ABD Başkanı Joe Biden, 21 Ekim’de CNN televizyonuna yaptığı açıklamada, bir Çin saldırısı durumunda Tayvan’ı savunacaklarını söylerken Çin, Biden’ın sözlerine tepki göstermişti.
Öte yandan önceki gün, ABD Dışişleri Bakanı Antony Blinken, Tayvan’ın Birleşmiş Milletler (BM) kuruluşlarına katılması ve BM faaliyetlerinde rol alması için çağrıda bulunmuştu.
Çin-Tayvan anlaşmazlığı
Çin’de İkinci Dünya Savaşı’nın ardından çıkan iç savaşta Mao Zedong liderliğindeki Çin Komünist Partisinin (ÇKP) 1949’da iktidarı ele geçirmesi ve Çin Halk Cumhuriyeti’nin kuruluşunu ilan etmesi üzerine Çan Kay-şek liderliğindeki Çin Milliyetçi Partisi (Kuomintag) üyeleri, Tayvan’a yerleşip 1912’de kurulan “Çin Cumhuriyeti” iktidarının Ada’da devam ettiğini ileri sürerek bağımsızlık ilan etmişti.

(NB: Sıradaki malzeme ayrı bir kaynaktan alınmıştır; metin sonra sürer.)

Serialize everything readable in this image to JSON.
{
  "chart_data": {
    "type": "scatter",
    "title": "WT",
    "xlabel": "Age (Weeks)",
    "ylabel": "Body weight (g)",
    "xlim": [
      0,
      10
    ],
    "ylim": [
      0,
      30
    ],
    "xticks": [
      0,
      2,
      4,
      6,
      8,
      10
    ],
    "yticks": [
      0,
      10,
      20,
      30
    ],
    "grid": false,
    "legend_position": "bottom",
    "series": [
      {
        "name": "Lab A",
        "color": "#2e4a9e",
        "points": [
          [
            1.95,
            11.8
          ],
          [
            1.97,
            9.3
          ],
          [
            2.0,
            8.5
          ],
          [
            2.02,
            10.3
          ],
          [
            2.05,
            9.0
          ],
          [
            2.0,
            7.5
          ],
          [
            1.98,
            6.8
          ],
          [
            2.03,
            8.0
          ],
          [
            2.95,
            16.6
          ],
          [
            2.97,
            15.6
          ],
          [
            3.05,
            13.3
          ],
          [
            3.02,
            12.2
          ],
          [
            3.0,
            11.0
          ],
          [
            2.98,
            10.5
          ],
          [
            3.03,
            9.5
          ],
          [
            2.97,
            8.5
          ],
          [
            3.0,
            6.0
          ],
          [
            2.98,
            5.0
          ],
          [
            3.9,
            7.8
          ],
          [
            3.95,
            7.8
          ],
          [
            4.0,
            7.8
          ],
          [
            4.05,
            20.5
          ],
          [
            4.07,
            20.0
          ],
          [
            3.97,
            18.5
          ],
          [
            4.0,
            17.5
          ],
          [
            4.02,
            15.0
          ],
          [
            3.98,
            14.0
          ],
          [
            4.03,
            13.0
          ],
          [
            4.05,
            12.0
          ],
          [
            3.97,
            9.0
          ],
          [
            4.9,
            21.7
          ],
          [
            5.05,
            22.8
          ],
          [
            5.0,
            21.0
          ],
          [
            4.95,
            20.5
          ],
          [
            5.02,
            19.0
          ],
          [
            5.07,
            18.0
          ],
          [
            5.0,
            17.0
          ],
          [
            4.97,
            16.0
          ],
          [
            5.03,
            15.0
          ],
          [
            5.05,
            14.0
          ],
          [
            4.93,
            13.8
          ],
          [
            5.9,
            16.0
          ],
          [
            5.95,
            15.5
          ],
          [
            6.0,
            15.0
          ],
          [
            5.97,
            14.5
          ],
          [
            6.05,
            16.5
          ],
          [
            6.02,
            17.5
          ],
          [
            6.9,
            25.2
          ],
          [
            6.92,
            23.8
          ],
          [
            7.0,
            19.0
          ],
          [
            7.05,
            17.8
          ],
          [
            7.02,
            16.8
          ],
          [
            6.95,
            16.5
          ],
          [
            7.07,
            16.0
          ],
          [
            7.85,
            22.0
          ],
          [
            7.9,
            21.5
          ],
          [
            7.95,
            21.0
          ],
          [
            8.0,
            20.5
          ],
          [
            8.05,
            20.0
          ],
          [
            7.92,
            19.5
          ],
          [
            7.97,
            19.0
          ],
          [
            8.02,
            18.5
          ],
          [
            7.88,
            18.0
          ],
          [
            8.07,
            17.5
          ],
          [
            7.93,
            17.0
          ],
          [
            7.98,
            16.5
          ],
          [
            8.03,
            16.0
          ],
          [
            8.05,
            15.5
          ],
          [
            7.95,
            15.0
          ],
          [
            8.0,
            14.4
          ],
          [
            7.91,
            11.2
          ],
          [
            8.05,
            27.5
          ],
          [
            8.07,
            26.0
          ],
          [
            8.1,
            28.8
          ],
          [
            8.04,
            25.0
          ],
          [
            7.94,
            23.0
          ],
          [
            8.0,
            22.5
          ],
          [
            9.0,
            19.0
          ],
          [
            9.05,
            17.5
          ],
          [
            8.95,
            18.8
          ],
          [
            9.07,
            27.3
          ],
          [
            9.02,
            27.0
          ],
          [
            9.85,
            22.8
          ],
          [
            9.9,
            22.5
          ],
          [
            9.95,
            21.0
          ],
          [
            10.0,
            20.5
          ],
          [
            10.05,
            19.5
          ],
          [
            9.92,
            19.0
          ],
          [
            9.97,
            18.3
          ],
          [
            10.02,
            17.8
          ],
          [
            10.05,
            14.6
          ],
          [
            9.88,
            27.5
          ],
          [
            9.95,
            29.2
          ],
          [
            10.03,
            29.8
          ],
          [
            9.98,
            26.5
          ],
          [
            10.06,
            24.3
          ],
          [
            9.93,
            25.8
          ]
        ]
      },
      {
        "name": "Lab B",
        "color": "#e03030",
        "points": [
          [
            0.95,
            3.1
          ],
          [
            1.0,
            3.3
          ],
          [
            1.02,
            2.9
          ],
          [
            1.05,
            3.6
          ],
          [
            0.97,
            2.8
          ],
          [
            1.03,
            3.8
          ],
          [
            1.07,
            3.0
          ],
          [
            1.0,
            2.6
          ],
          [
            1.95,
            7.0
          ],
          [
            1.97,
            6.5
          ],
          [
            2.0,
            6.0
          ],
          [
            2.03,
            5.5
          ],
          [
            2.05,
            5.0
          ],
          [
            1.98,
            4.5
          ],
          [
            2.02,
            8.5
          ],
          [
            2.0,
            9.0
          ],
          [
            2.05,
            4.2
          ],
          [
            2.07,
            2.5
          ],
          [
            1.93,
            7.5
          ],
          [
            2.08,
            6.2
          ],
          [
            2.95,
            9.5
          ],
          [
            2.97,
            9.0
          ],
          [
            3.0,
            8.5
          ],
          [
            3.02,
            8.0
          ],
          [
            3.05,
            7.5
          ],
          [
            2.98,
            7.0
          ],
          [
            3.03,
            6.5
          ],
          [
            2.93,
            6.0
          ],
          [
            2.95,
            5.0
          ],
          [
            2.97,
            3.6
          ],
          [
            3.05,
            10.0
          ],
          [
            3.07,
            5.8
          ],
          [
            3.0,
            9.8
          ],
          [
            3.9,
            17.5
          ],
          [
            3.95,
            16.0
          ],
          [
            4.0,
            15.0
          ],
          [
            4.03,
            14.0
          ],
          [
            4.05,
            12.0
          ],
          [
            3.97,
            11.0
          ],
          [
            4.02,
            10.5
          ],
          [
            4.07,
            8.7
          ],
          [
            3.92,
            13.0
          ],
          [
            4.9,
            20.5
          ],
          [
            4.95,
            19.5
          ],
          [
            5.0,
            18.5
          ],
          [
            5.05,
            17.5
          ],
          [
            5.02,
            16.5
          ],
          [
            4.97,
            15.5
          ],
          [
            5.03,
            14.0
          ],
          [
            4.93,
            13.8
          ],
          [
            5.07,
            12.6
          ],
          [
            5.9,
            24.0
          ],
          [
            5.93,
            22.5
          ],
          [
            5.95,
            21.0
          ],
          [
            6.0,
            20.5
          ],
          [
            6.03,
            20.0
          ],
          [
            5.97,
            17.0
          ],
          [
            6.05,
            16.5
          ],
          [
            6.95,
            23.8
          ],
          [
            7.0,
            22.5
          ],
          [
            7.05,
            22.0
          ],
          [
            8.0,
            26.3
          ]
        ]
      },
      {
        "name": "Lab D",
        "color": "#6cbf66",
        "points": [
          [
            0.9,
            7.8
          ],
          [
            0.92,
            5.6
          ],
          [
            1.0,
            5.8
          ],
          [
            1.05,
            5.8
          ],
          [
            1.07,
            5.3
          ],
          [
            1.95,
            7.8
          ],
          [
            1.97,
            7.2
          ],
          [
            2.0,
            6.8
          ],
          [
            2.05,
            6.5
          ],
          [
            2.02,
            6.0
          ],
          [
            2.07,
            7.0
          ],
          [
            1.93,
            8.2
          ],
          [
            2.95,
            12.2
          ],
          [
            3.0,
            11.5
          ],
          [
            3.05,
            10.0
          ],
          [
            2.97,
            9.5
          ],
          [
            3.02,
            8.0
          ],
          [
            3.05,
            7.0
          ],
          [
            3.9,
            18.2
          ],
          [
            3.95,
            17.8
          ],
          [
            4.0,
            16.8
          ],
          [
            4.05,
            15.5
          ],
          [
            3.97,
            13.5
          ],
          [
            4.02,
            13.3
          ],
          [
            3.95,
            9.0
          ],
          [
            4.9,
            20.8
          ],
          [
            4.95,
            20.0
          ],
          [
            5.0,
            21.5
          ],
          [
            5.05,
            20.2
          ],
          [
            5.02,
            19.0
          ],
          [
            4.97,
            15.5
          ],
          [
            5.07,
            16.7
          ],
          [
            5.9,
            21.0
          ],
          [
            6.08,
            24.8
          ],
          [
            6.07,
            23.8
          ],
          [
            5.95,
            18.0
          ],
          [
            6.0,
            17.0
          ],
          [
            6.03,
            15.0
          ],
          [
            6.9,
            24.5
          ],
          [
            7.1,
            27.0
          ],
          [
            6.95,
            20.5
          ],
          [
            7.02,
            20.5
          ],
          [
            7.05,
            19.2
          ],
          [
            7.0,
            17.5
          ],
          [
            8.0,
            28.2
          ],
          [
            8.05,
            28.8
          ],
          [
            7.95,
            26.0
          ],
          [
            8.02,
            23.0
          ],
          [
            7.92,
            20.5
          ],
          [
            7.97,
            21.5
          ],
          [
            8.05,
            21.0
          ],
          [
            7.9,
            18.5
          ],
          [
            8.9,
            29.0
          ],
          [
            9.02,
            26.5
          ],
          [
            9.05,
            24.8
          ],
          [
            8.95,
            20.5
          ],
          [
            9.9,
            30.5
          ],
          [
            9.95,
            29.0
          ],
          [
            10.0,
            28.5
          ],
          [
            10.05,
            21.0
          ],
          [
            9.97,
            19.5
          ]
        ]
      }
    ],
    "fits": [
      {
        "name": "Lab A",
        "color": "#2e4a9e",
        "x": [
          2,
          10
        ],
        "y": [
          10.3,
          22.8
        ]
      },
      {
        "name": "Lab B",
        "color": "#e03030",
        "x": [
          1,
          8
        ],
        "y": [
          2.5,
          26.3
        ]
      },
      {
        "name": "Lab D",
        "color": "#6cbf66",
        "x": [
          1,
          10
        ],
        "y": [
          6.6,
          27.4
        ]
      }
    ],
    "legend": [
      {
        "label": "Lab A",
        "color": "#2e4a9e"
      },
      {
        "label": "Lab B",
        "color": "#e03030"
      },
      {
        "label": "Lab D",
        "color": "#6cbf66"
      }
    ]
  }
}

Bu girişim Çin tarafından kabul edilmese de Tayvan temsilcileri, 1971’e kadar Birleşmiş Milletler (BM) Genel Kurulunda Çin’i temsil etmişti. 1950’ler ve 1960’larda çok sayıda ülkenin diplomatik ilişki tercihini Çin Cumhuriyeti’nden Çin Halk Cumhuriyeti’ne çevirmesinin ardından 1971’de BM Genel Kurulunda yapılan oylamada Pekin hükümetinin Çin’in tek meşru temsilcisi kabul edilmesiyle Tayvan’ın uluslararası örgütlerdeki konumu belirsiz hale gelmişti.
Pekin yönetimi, “Tek Çin” ilkesini benimseyerek Tayvan’ın kendi topraklarının parçası olduğunu savunuyor. Çin, boğaz ve çevresindeki askeri varlığının yanı sıra Tayvan’ın dünya ülkeleriyle müstakil diplomatik ilişkiler kurmasına, Birleşmiş Milletler’de ve diğer uluslararası kuruluşlarda temsil edilmesine karşı çıkıyor.